John Lennon Killer Also Considered Shooting Johnny Carson, Elizabeth Taylor
Told parole board about list of alternate victims, Lennon plot details.
Sept. 16, 2010 — -- The man who killed John Lennon in 1980 considered killing Johnny Carson or Elizabeth Taylor instead, but settled upon Lennon because he seemed to be the most accessible target on his list.
Mark David Chapman, 55, told a parole board Sept. 7 that there were other names on his list of potential targets, but he can't recall who they were, according to a transcript of the parole hearing, after which Chapman's parole was denied for a sixth time.
"I was going through that in my mind the other day; I knew you would ask that," he said via videoconference from Attica prison in New York. "Johnny Carson was one of them. Elizabeth Taylor. I lose memory of perhaps the other two.
"If it wasn't Lennon, it could have been someone else," he said.

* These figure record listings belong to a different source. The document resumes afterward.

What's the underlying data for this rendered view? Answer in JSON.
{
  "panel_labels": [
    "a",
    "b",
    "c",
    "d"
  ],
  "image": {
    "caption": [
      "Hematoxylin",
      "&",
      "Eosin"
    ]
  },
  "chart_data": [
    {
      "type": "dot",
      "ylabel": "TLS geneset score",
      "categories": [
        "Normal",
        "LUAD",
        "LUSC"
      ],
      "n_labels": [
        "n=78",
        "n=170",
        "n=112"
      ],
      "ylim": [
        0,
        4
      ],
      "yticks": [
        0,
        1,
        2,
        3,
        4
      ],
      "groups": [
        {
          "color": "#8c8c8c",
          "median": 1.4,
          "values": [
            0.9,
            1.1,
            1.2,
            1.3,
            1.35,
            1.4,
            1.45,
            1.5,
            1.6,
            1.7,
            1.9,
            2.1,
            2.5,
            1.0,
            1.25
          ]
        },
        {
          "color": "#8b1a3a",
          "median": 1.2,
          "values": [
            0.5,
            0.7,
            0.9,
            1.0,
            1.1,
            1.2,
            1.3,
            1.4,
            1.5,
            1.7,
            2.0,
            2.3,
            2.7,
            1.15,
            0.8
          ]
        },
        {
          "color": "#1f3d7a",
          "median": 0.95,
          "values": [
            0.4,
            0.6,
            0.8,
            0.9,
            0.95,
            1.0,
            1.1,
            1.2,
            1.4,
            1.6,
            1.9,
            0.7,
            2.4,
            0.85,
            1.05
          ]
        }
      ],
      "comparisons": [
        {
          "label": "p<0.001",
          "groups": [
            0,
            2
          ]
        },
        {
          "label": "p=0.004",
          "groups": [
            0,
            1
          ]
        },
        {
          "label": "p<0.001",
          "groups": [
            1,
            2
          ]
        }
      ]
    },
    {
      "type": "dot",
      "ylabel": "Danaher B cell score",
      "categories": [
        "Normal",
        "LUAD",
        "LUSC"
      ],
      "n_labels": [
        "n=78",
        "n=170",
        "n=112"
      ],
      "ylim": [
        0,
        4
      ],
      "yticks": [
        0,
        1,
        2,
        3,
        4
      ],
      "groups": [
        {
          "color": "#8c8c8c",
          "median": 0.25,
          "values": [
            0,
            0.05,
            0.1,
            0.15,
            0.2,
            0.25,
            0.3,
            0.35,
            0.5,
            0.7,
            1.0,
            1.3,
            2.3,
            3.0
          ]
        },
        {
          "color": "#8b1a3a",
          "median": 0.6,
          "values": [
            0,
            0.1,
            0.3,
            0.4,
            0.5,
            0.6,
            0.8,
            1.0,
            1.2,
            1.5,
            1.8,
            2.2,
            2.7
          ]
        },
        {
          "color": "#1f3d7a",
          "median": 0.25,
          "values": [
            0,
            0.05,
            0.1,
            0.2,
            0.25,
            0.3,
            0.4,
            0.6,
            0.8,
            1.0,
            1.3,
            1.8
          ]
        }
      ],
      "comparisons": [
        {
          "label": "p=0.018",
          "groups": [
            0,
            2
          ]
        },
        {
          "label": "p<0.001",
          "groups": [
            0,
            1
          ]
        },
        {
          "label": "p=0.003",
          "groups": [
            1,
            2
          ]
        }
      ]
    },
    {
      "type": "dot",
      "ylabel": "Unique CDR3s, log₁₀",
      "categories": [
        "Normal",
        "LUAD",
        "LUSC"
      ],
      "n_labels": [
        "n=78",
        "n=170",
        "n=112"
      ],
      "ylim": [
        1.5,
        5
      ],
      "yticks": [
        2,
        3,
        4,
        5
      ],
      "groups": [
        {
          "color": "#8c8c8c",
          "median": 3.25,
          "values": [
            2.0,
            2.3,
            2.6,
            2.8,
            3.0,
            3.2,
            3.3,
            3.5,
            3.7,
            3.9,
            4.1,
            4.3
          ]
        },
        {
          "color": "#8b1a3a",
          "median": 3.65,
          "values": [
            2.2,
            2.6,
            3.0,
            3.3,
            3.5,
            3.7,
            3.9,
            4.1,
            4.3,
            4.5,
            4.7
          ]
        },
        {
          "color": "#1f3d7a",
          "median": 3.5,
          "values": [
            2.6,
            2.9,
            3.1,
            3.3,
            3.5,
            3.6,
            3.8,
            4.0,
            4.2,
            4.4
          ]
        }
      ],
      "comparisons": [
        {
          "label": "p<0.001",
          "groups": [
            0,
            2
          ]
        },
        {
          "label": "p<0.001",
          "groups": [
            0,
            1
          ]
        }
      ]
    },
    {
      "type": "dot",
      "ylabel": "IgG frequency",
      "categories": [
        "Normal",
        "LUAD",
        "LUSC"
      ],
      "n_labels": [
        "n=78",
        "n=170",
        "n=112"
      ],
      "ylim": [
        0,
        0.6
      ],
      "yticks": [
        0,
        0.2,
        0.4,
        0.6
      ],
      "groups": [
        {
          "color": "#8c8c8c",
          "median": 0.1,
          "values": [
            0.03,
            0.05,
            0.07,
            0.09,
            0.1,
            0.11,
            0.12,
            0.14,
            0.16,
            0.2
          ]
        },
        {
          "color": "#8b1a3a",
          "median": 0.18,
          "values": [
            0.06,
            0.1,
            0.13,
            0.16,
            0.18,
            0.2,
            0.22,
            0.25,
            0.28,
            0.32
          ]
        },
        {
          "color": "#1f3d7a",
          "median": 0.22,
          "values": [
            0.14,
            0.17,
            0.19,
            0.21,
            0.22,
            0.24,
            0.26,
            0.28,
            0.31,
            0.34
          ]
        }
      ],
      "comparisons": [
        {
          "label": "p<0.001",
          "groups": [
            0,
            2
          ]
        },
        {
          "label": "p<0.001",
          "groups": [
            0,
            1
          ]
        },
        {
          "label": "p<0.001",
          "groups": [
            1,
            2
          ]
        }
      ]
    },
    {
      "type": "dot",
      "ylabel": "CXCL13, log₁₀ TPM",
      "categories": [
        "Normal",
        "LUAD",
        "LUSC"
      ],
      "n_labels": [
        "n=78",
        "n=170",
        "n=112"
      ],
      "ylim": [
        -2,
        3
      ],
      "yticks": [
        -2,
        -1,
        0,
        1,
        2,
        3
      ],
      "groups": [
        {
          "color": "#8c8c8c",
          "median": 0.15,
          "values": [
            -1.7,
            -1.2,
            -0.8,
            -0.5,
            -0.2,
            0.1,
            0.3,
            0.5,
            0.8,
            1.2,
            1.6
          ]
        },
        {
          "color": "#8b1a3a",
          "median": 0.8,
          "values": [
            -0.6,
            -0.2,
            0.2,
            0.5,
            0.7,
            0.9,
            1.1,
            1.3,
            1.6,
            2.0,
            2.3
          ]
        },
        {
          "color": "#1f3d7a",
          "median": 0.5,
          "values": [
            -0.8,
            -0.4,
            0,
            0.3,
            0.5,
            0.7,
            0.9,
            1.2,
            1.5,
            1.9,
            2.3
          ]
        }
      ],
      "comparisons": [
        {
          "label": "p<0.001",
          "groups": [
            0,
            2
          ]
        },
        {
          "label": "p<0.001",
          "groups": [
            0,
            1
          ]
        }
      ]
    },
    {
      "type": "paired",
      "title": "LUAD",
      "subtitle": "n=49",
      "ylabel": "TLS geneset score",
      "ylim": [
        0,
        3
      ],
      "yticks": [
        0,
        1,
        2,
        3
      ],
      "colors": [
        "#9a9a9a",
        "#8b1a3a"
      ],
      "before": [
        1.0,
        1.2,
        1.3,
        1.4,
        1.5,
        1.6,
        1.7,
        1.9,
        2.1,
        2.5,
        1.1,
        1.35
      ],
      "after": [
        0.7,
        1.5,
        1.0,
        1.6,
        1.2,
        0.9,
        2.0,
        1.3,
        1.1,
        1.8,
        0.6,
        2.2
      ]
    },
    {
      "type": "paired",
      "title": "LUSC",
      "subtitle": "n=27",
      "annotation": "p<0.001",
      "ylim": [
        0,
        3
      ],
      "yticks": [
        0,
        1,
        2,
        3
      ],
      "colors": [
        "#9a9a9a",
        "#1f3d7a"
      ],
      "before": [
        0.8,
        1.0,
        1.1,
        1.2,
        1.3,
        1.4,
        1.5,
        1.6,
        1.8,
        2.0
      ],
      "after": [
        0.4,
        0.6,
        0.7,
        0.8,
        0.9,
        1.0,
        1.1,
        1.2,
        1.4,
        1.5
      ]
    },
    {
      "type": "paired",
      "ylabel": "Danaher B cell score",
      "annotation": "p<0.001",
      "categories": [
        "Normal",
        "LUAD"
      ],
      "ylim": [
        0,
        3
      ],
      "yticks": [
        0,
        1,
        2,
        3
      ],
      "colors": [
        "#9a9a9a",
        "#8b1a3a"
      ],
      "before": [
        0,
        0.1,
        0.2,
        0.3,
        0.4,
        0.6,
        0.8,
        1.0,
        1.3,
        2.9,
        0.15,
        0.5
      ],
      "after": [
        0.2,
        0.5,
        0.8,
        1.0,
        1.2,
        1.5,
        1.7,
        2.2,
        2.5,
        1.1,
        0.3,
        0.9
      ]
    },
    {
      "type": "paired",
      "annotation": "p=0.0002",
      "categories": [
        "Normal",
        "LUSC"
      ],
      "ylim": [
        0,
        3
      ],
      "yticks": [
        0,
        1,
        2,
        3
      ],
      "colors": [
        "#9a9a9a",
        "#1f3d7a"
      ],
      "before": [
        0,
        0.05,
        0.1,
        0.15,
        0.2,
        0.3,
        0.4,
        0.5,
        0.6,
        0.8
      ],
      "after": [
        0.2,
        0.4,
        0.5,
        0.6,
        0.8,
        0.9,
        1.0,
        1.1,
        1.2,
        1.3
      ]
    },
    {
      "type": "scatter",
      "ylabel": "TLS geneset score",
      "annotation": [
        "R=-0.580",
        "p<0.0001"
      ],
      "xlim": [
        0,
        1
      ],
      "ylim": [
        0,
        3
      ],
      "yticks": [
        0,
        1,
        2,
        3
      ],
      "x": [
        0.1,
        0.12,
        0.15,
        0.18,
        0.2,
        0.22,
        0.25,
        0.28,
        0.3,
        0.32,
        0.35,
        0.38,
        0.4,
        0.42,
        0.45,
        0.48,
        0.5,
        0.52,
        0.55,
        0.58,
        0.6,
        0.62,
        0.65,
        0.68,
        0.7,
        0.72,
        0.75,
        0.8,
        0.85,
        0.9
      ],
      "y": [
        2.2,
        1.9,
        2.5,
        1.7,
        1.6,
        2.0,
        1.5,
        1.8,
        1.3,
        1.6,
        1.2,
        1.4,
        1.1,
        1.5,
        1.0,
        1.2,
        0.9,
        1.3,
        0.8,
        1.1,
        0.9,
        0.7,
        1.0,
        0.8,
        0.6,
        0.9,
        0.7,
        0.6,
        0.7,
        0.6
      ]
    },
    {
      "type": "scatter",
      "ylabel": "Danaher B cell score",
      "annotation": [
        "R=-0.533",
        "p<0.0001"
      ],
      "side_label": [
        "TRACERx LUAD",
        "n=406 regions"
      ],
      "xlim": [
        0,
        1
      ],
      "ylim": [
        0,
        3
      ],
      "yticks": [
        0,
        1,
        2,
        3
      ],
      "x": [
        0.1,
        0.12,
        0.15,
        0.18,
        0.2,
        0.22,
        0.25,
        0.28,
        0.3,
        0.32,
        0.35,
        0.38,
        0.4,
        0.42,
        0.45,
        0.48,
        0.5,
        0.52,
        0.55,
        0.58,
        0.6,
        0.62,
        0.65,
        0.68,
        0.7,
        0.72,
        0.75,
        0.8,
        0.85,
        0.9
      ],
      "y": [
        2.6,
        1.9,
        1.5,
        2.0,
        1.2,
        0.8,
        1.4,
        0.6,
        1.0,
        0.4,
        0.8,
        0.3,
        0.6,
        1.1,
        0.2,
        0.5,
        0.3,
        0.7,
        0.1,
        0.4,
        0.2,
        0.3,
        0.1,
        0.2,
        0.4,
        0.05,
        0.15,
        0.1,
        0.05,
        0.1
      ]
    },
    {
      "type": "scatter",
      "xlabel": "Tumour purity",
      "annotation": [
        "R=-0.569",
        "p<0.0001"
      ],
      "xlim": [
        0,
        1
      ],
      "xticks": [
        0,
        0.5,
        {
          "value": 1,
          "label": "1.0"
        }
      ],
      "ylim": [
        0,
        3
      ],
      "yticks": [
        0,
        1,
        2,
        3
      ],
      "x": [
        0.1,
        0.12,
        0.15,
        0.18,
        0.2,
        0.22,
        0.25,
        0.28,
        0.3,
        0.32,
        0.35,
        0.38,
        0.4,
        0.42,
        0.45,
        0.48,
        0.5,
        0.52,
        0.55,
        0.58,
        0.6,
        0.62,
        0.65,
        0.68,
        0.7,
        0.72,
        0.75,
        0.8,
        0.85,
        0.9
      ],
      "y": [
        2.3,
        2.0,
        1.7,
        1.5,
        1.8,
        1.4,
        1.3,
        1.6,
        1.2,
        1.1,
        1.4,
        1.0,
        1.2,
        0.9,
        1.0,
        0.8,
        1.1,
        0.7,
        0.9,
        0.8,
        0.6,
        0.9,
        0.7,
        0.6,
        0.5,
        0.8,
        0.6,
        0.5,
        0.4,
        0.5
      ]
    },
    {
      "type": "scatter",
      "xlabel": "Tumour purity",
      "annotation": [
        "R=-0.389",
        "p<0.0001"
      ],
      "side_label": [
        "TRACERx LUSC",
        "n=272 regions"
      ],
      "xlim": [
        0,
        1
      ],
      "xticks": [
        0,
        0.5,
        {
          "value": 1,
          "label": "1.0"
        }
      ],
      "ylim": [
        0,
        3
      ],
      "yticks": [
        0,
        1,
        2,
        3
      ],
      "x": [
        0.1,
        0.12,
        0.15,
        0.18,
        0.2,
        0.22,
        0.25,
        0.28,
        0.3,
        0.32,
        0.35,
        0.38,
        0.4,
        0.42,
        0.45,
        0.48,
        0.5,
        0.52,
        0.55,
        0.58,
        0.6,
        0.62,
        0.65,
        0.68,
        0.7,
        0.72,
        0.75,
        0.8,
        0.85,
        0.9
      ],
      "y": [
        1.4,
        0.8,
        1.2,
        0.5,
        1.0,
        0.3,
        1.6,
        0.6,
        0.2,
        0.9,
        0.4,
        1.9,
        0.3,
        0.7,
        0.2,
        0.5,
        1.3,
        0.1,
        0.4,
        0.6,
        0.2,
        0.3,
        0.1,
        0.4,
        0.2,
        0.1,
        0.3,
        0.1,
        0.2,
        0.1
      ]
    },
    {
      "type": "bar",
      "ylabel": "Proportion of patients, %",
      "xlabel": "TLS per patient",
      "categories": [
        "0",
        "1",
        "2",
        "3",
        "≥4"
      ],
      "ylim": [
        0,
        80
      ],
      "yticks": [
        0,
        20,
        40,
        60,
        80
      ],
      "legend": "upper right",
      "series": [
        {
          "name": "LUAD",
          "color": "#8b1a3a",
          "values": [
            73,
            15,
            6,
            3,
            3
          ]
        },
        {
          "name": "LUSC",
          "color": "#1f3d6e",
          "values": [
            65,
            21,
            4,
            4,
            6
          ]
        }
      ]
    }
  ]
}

Chapman, who first became eligible for parole in 2000, is serving a sentence of 20 years to life after shooting Lennon four times outside the Dakota apartment building in New York on Dec. 8, 1980. He next will be eligible for a hearing in August 2012.
Chapman has mentioned a list of potential targets in the past. But when he named names at his 2000 hearing, they were blacked out in the publicly released version of the transcript.
In past interviews, however, Chapman spoke of considering Jacqueline Kennedy Onassis as a target, the Associated Press reported. And in a 1987 interview in People magazine, he revealed other potential targets such as Lennon's former Beatles bandmate Paul McCartney, actor George C. Scott, then-Hawaii Gov. George Ariyoshi and then-President Ronald Reagan, the AP reported.
Chapman told the parole board this month that Lennon, Carson, Taylor and the others made the list because "they are famous; that was it," and he thought that by killing them he would achieve "instant noteriety, fame."
"It wasn't about them, necessarily," Chapman said. "It was just about me; it was all about me at that time.
"I felt that by killing John Lennon I would become somebody," he said, "and instead of that I became a murderer and murderers are not somebodies.
"I made a horrible decision to end another human being's life for reasons of selfishness, and that was my decision at that time," he said.
He suggested he may have turned homicidal after feeling suicidal.
Sections of the transcript relevant to his psychological condition and diagnoses are partially blacked out, but he told the parole board, "Instead of taking my life I took somebody else's, which was unfortunate."